London is burning with indignation and anger. Yet another femicide sparked the protests and raised heated debates. The victim’s name was Sarah Everard, she was 33 years old and on the evening of March 3rd she left a friend’s house in the Clapham area to walk towards her home, but Sarah never returned home.
She worked for a digital media agency, she was young, full of life and, like many other girls, she was walking back home. She did a very normal thing, and just in doing something so ordinary she was killed by a man.
Her body was found on March 10th in the Kent countryside, several kilometers from London. A metropolitan police officer in the British capital was charged with her kidnapping and murder.
It is horrible to use Sarah Everard’s death as yet another testimony to the fact that there are men who consider women as objects and how a woman cannot be free to go home alone without risking being raped or killed, however it is a necessary comparison, since Sarah has become just another victim of a system that in these situations is more concerned with emphasizing that “not all men” or “not all policemen” are murderers or rapists, or both. The solar and smiling girl is now a number.
But why has the death of Sarah Everard sparked debates and protests, which last month resulted in clashes between the women present at the vigil for Sarah and the police?
The indignation exploded because in London, and now in many other places in the world, evidently, people are outraged and fed up. The modalities of Sarah Everard’s unacceptable end have struck a nerve, something that is still too little talked about. Does anyone want to put in the spotlight the fact that a girl was kidnapped, raped and killed by a policeman on her way home? In addition to the news that makes our skin crawl, why does no one talk about how serious it is that in 2021, in a large European capital, women do not feel safe going home alone in the evening?
Writing these words weighs a lot because the injustice of still having to talk about women crushed in the part of ‘victims’, of something they cannot control and for which they have no responsibility, carry an immense weight. Yet the very sad reality that every woman living in a big city knows is that going home alone is not an easy thing.
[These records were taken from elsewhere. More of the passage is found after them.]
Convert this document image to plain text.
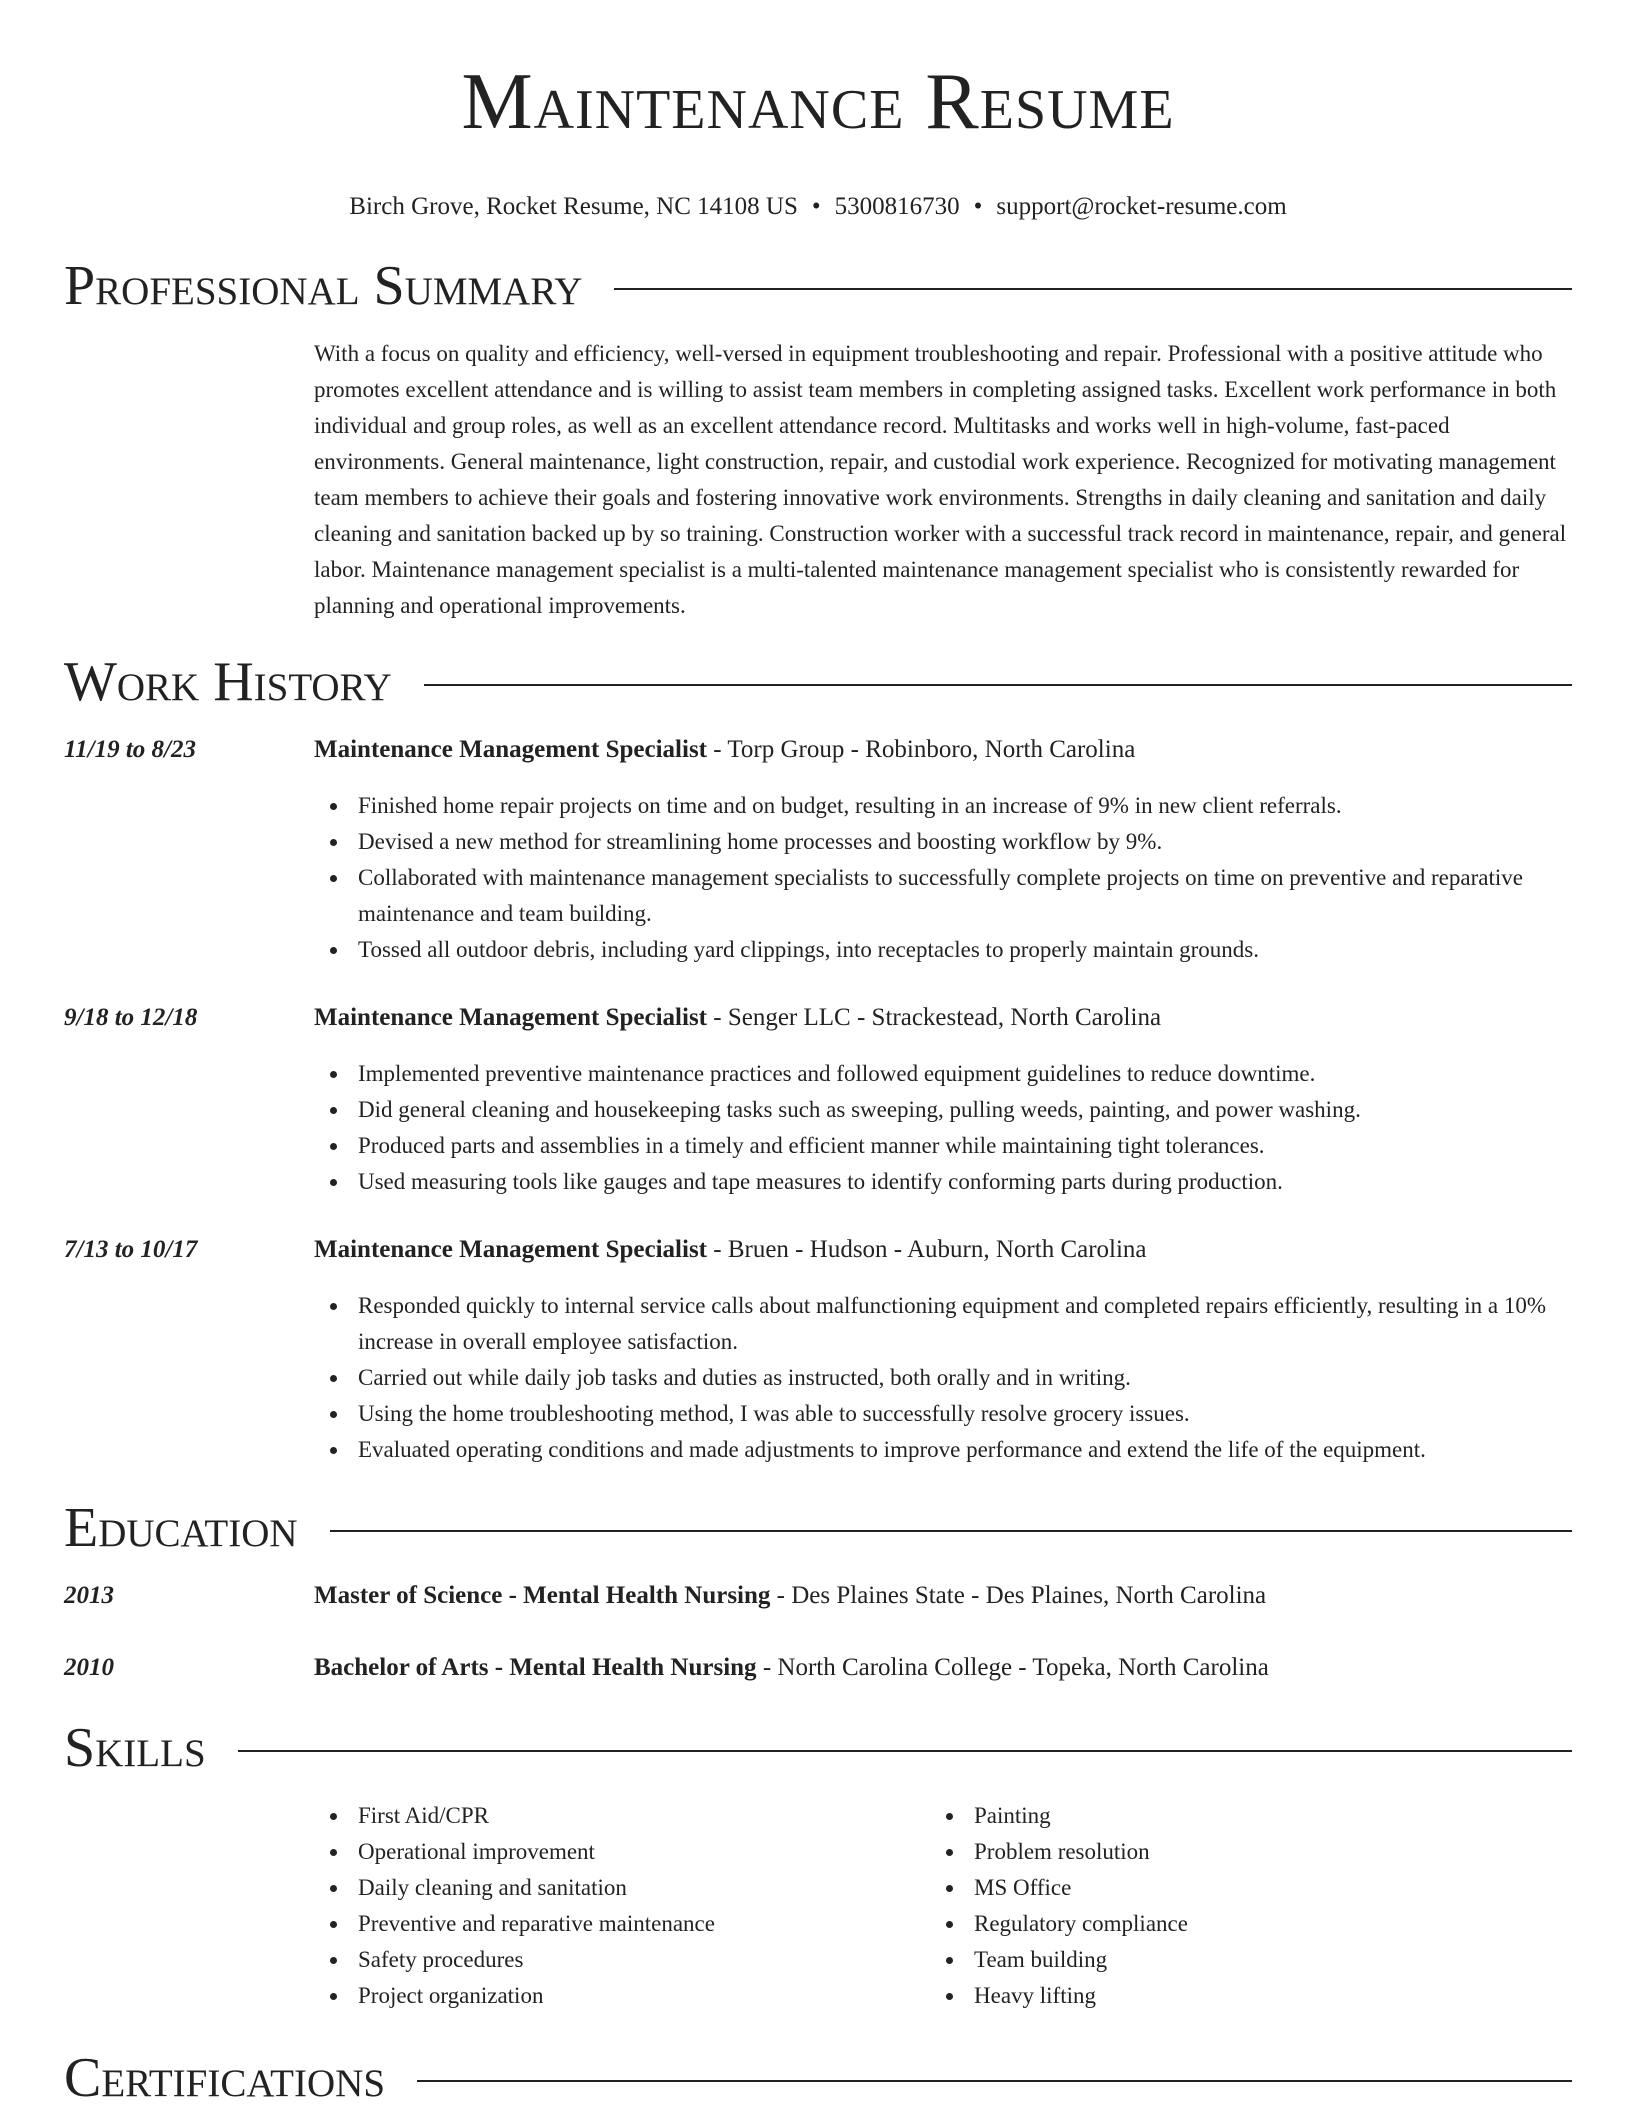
Maintenance Resume
Birch Grove, Rocket Resume, NC 14108 US • 5300816730 • support@rocket-resume.com
Professional Summary

With a focus on quality and efficiency, well-versed in equipment troubleshooting and repair. Professional with a positive attitude who promotes excellent attendance and is willing to assist team members in completing assigned tasks. Excellent work performance in both individual and group roles, as well as an excellent attendance record. Multitasks and works well in high-volume, fast-paced environments. General maintenance, light construction, repair, and custodial work experience. Recognized for motivating management team members to achieve their goals and fostering innovative work environments. Strengths in daily cleaning and sanitation and daily cleaning and sanitation backed up by so training. Construction worker with a successful track record in maintenance, repair, and general labor. Maintenance management specialist is a multi-talented maintenance management specialist who is consistently rewarded for planning and operational improvements.

Work History
11/19 to 8/23	Maintenance Management Specialist - Torp Group - Robinboro, North Carolina
Finished home repair projects on time and on budget, resulting in an increase of 9% in new client referrals.
Devised a new method for streamlining home processes and boosting workflow by 9%.
Collaborated with maintenance management specialists to successfully complete projects on time on preventive and reparative maintenance and team building.
Tossed all outdoor debris, including yard clippings, into receptacles to properly maintain grounds.
9/18 to 12/18	Maintenance Management Specialist - Senger LLC - Strackestead, North Carolina
Implemented preventive maintenance practices and followed equipment guidelines to reduce downtime.
Did general cleaning and housekeeping tasks such as sweeping, pulling weeds, painting, and power washing.
Produced parts and assemblies in a timely and efficient manner while maintaining tight tolerances.
Used measuring tools like gauges and tape measures to identify conforming parts during production.
7/13 to 10/17	Maintenance Management Specialist - Bruen - Hudson - Auburn, North Carolina
Responded quickly to internal service calls about malfunctioning equipment and completed repairs efficiently, resulting in a 10% increase in overall employee satisfaction.
Carried out while daily job tasks and duties as instructed, both orally and in writing.
Using the home troubleshooting method, I was able to successfully resolve grocery issues.
Evaluated operating conditions and made adjustments to improve performance and extend the life of the equipment.
Education
2013	Master of Science - Mental Health Nursing - Des Plaines State - Des Plaines, North Carolina
2010	Bachelor of Arts - Mental Health Nursing - North Carolina College - Topeka, North Carolina
Skills
First Aid/CPR
Operational improvement
Daily cleaning and sanitation
Preventive and reparative maintenance
Safety procedures
Project organization
Painting
Problem resolution
MS Office
Regulatory compliance
Team building
Heavy lifting
Certifications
For those who have lost the news case, let’s make a very brief summary: Sarah Everard disappeared on March 3rd and for days the investigation of the 33-year old woman was conducted, until it led to the arrest of a Scotland Yard police officer.
Sarah Everard was not roaming late at night, it wasn’t even 9pm when she left her friend’s house to go back to her neighborhood. Clapham is not considered a particularly dangerous neighborhood in London, in fact it is a rather quiet area. Sarah Everard set out at 9pm, making sure to choose a well-lit path and staying on the phone with her boyfriend for most of the time.
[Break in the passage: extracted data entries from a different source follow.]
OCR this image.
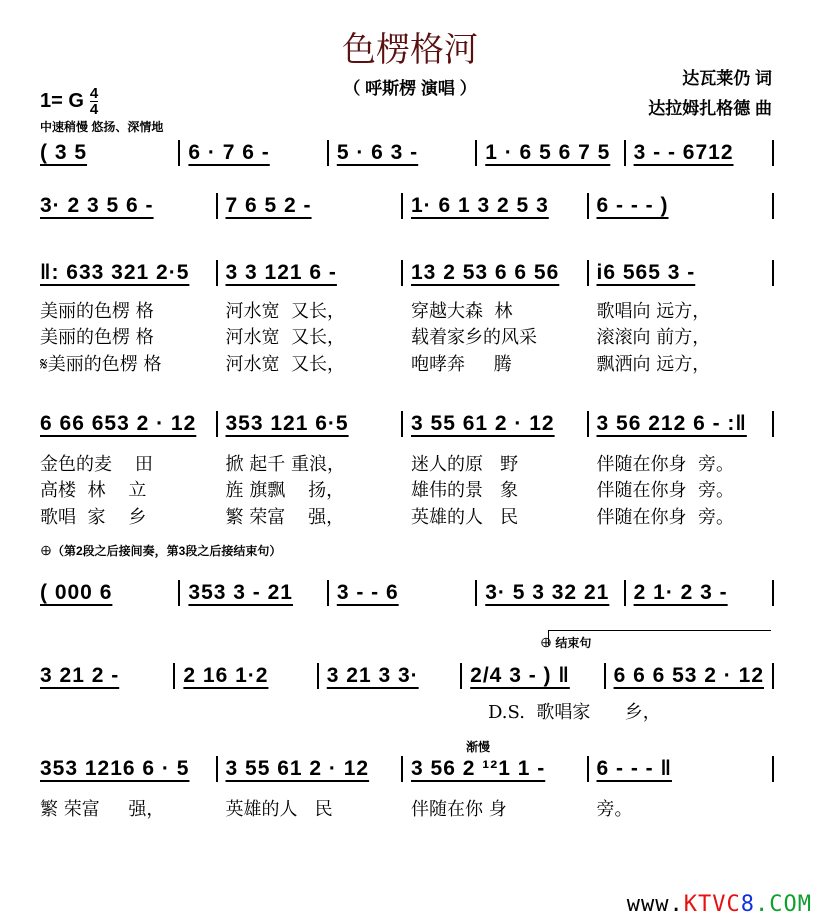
色楞格河
（ 呼斯楞 演唱 ）
达瓦莱仍 词
达拉姆扎格德 曲
1= G $\frac{4}{4}$
中速稍慢 悠扬、深情地
( 3 5	6 · 7 6 -	5 · 6 3 -	1 · 6 5 6 7 5 3 - - 6712
3· 2 3 5 6 -	7 6 5 2 -	1· 6 1 3 2 5 3	6 - - - )
‖: 633 321 2·5	3 3 121 6 -	13 2 53 6 6 56	i6 565 3 -
6 66 653 2 · 12	353 121 6·5	3 55 61 2 · 12	3 56 212 6 - :‖
( 000 6	353 3 - 21	3 - - 6	3· 5 3 32 21	2 1· 2 3 -
3 21 2 -	2 16 1·2	3 21 3 3·	2/4 3 - ) ‖	6 6 6 53 2 · 12
353 1216 6 · 5	3 55 61 2 · 12	3 56 2 ¹²1 1 -	6 - - - ‖
美丽的色楞 格	河水宽  又长，	穿越大森  林	歌唱向 远方，
美丽的色楞 格	河水宽  又长，	载着家乡的风采	滚滚向 前方，
𝄋美丽的色楞 格	河水宽  又长，	咆哮奔     腾	飘洒向 远方，
金色的麦    田	掀 起千 重浪，	迷人的原   野	伴随在你身  旁。
高楼  林    立	旌 旗飘    扬，	雄伟的景   象	伴随在你身  旁。
歌唱  家    乡	繁 荣富    强，	英雄的人   民	伴随在你身  旁。
⊕（第2段之后接间奏，第3段之后接结束句）
⊕ 结束句
D.S.  歌唱家      乡，
渐慢
繁 荣富     强，	英雄的人   民	伴随在你 身	旁。
www.KTVC8.COM
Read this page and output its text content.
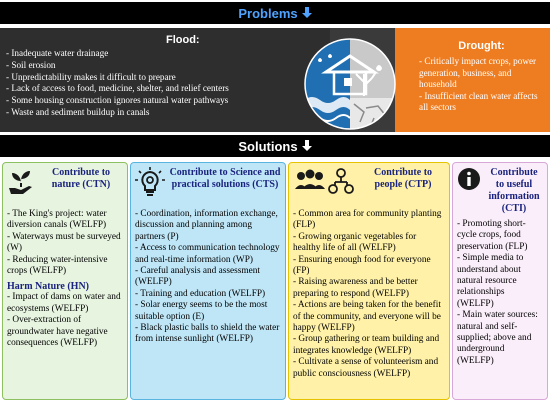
Problems
Flood:
- Inadequate water drainage
- Soil erosion
- Unpredictability makes it difficult to prepare
- Lack of access to food, medicine, shelter, and relief centers
- Some housing construction ignores natural water pathways
- Waste and sediment buildup in canals
Drought:
- Critically impact crops, power generation, business, and household
- Insufficient clean water affects all sectors
Solutions
Contribute to nature (CTN)
- The King's project: water diversion canals (WELFP)
- Waterways must be surveyed (W)
- Reducing water-intensive crops (WELFP)
Harm Nature (HN)
- Impact of dams on water and ecosystems (WELFP)
- Over-extraction of groundwater have negative consequences (WELFP)
Contribute to Science and practical solutions (CTS)
- Coordination, information exchange, discussion and planning among partners (P)
- Access to communication technology and real-time information (WP)
- Careful analysis and assessment (WELFP)
- Training and education (WELFP)
- Solar energy seems to be the most suitable option (E)
- Black plastic balls to shield the water from intense sunlight (WELFP)
Contribute to people (CTP)
- Common area for community planting (FLP)
- Growing organic vegetables for healthy life of all (WELFP)
- Ensuring enough food for everyone (FP)
- Raising awareness and be better preparing to respond (WELFP)
- Actions are being taken for the benefit of the community, and everyone will be happy (WELFP)
- Group gathering or team building and integrates knowledge (WELFP)
- Cultivate a sense of volunteerism and public consciousness (WELFP)
Contribute to useful information (CTI)
- Promoting short-cycle crops, food preservation (FLP)
- Simple media to understand about natural resource relationships (WELFP)
- Main water sources: natural and self-supplied; above and underground (WELFP)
Metropolitan women do these seem like familiar mechanisms to you? I think so! Sarah Everard behaved the way we all would.
Although we should have the sacrosanct freedom not to worry about what might happen by taking a short, well-lit walk at nine o’clock in the evening, we are all forced to confront reality. We all know that Sarah Everard did what we would have done, she was prudent and responsible. Nonetheless, this was not enough. Her executioner kidnapped her, massacred her and abandoned her body in the middle of the countryside.
This is what happened and this is what has sparked debates everywhere, from social networks to parliament, and a wave of protests that do not stop.
Many women have come together to talk and strengthen each other, because every one of them, at least once in their life have been harassed, catcalled or just haven’t felt safe to walk a street alone. All the women gathered for Sarah have talked about how to protect us and, once again, it is the women who must learn to protect themselves and not the men who are not violent.
In London as elsewhere, women are fed up, of not being able to enjoy even the right to take a short walk in complete peace. In this distinct year, which has taken away so many freedoms and conditioned our life, is it perhaps easier to realize that there are lives which are more affected than others?
Just take a tour of the online forums and social networks to read the deluge of disheartening testimonies of women who tell their thoughts when they return home alone in the evening, or when they go for a run in the park, or when they walk even in sunny streets. Women are tired of experiencing ‘conditioned’ freedom even in the smallest things. Sarah Everard’s terrible and unacceptable end has only brought to the surface a situation that is no longer fair to endure, much less considered normal.